An internal reporting tool that uses information of large database of a web server and draw business conclusions from that information. (Project from Full Stack Web Development Nanodegree)
This is a python module that uses information of large database of a web server and draw business conclusions from that information. The database contains newspaper articles, as well as the web server log for the site. The log has a database row for each time a reader loaded a web page.
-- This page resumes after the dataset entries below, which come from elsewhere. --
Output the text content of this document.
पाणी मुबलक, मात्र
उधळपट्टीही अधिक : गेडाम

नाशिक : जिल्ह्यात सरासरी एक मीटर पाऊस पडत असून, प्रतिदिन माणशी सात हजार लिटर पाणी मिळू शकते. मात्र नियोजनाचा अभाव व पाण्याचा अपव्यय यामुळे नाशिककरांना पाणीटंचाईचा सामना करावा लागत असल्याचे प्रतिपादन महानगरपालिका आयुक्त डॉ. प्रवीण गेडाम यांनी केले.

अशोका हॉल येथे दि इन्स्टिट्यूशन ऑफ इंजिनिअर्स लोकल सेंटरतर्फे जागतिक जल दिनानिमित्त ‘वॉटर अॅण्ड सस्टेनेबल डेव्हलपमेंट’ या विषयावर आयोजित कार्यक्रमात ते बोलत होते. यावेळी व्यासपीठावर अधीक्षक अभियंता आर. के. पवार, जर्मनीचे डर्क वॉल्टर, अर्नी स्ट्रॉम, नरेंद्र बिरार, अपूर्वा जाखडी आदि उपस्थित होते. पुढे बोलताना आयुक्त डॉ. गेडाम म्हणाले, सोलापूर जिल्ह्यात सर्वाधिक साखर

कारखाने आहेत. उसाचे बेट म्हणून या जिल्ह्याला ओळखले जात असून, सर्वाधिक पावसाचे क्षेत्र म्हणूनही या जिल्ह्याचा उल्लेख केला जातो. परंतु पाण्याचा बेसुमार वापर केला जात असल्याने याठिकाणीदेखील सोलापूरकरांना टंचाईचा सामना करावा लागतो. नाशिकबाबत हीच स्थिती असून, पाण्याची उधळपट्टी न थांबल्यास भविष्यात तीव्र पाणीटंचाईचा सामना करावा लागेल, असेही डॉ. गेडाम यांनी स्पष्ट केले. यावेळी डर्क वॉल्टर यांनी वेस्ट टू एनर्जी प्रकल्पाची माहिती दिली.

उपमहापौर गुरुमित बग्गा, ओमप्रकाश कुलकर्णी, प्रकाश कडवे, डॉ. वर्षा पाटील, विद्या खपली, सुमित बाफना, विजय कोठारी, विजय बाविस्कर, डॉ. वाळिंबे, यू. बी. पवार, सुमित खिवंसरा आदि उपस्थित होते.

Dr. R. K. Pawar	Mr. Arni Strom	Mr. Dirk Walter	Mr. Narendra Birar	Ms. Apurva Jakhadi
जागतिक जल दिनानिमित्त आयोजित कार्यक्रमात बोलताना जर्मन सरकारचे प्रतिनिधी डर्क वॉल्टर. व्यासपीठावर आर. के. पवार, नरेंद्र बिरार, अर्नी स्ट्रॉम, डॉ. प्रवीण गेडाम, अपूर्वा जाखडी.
The database includes three tables:
- The authors table includes information about the authors of articles.
- The articles table includes the articles themselves.
- The log table includes one entry for each time a user has accessed the site.
- Most popular three articles of all time.
- Most popular article authors of all time.
- Days on which more than 1% of requests lead to errors.
- connect(): Connects to the PostgreSQL database and returns a database connection.
- popular_article(): Prints most popular three articles of all time.
- popular_authors(): Prints most popular article authors of all time.
- log_status(): Print days on which more than 1% of requests lead to errors.
- view_popular_articles(): Creates view popular_articles that drives first conclusion.
- view_popular_authors(): Creates view popular_authors that drives second conclusion.
- view_log_status(): Creates view log_status that drives third conclusion.
create or replace view popular_articles as
select title, count(title) as views from articles,log
where log.path = concat('/article/',articles.slug)
group by title order by views desc
create or replace view popular_authors as
select authors.name, count(articles.author) as views from articles, log, authors
where log.path = concat('/article/',articles.slug) and articles.author = authors.id
group by authors.name order by views desc
create or replace view log_status as
select Date,Total,Error, (Error::float*100)/Total::float as Percent from
(select time::timestamp::date as Date, count(status) as Total,
sum(case when status = '404 NOT FOUND' then 1 else 0 end) as Error from log
group by time::timestamp::date) as result
where (Error::float*100)/Total::float > 1.0 order by Percent desc;
-
Install Vagrant and VirtualBox.
-
git clone https://github.com/visheshbanga/Log-Analysis-Udacity-Project
- From your terminal, inside the project directory, run the command `vagrant up`. This will cause Vagrant to download the Linux operating system and install it. When vagrant up is finished running, you will get your shell prompt back. At this point, you can run `vagrant ssh` to log in to your newly installed Linux VM!
-
You will need to unzip this file after downloading it. The file inside is called newsdata.sql. Put this file into the vagrant directory, which is shared with your virtual machine.
Download the data
-
To load the database use the following command:
psql -d news -f newsdata.sql;
- Make views by running respective queries on command line or uncomment code written in python module.
-
python log.py